Rolex Reference 6239 Daytona 'The Doctor' - (Image by Sotheby's)
In addition to pulsometer chronographs, there are also examples of time-only watches with pulsometer scales — though taking a pulse using one requires you to wait for the seconds hand to make a full revolution and begin sweeping or ticking from precisely 12 o’clock. With a watch like those from Doplr, however—which feature double-sided seconds hand—taking a pulse is only ever a matter of waiting less than 30 seconds. (Plus, Doplr watches also feature respiratory scales on the dial, which allows one to check a patient’s per-minute respiratory rate.)
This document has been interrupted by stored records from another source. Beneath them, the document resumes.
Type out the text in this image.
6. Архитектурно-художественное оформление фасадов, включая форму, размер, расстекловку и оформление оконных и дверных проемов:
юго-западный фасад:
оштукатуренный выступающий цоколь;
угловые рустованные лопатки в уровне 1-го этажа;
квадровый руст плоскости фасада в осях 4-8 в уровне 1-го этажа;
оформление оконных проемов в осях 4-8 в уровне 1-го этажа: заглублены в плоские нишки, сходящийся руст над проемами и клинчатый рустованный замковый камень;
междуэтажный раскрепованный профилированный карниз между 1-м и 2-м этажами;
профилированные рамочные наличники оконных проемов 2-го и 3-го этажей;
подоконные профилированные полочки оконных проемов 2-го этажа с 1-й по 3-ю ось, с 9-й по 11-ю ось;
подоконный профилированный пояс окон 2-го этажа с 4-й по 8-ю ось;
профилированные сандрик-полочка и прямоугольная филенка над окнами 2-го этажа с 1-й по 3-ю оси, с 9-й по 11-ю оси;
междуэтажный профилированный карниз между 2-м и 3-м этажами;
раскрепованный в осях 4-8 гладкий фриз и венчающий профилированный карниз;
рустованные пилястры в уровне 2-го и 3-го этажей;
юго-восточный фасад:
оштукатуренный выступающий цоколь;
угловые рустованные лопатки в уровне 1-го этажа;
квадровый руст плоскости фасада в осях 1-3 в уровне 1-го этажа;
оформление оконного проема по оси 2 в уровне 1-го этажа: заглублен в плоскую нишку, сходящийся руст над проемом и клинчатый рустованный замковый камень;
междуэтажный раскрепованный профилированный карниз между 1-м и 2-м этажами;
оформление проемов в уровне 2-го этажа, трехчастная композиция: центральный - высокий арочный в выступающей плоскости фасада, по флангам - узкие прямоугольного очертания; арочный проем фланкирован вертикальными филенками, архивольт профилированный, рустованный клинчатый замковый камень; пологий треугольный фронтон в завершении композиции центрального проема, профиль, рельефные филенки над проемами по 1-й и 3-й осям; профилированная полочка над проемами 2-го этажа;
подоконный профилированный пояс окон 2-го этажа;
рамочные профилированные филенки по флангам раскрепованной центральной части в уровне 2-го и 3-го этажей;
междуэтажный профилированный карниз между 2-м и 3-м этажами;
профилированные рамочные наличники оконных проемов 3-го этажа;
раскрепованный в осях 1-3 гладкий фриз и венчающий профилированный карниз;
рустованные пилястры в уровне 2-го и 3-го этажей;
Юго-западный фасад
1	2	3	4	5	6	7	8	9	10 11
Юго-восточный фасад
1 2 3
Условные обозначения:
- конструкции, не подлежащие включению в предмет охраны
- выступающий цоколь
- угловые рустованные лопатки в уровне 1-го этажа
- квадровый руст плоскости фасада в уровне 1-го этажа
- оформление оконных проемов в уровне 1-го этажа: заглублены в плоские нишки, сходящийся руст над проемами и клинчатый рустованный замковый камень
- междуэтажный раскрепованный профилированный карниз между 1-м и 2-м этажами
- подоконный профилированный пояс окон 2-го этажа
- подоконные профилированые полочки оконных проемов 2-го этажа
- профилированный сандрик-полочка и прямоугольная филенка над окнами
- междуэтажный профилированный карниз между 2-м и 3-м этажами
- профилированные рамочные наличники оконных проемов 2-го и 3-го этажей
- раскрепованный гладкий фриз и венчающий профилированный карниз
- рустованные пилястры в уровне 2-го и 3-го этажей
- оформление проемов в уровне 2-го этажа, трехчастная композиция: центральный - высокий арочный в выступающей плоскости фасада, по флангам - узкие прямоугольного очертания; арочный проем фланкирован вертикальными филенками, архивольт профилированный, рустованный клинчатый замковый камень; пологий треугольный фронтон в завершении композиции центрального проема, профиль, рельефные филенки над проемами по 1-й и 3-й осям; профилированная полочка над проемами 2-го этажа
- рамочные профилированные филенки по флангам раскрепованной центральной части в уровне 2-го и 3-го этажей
Regardless of the methodology employed, the doctor's watch represents a fascinating corner of tool watch design that has become all but lost in the age of the smartwatch. Still present on certain vintage reissues — and upon plenty of vintage originals — the pulsometer scale continues to interest serious collectors the world over, while watches such as the Prince and Techni-Quadron are still highly sought after. Though the heyday of such niche mechanical devices may be behind us, they live on as reminders of a more analog time — one when a hand-wound, wrist-worn device could truly prove a lifesaving piece of kit.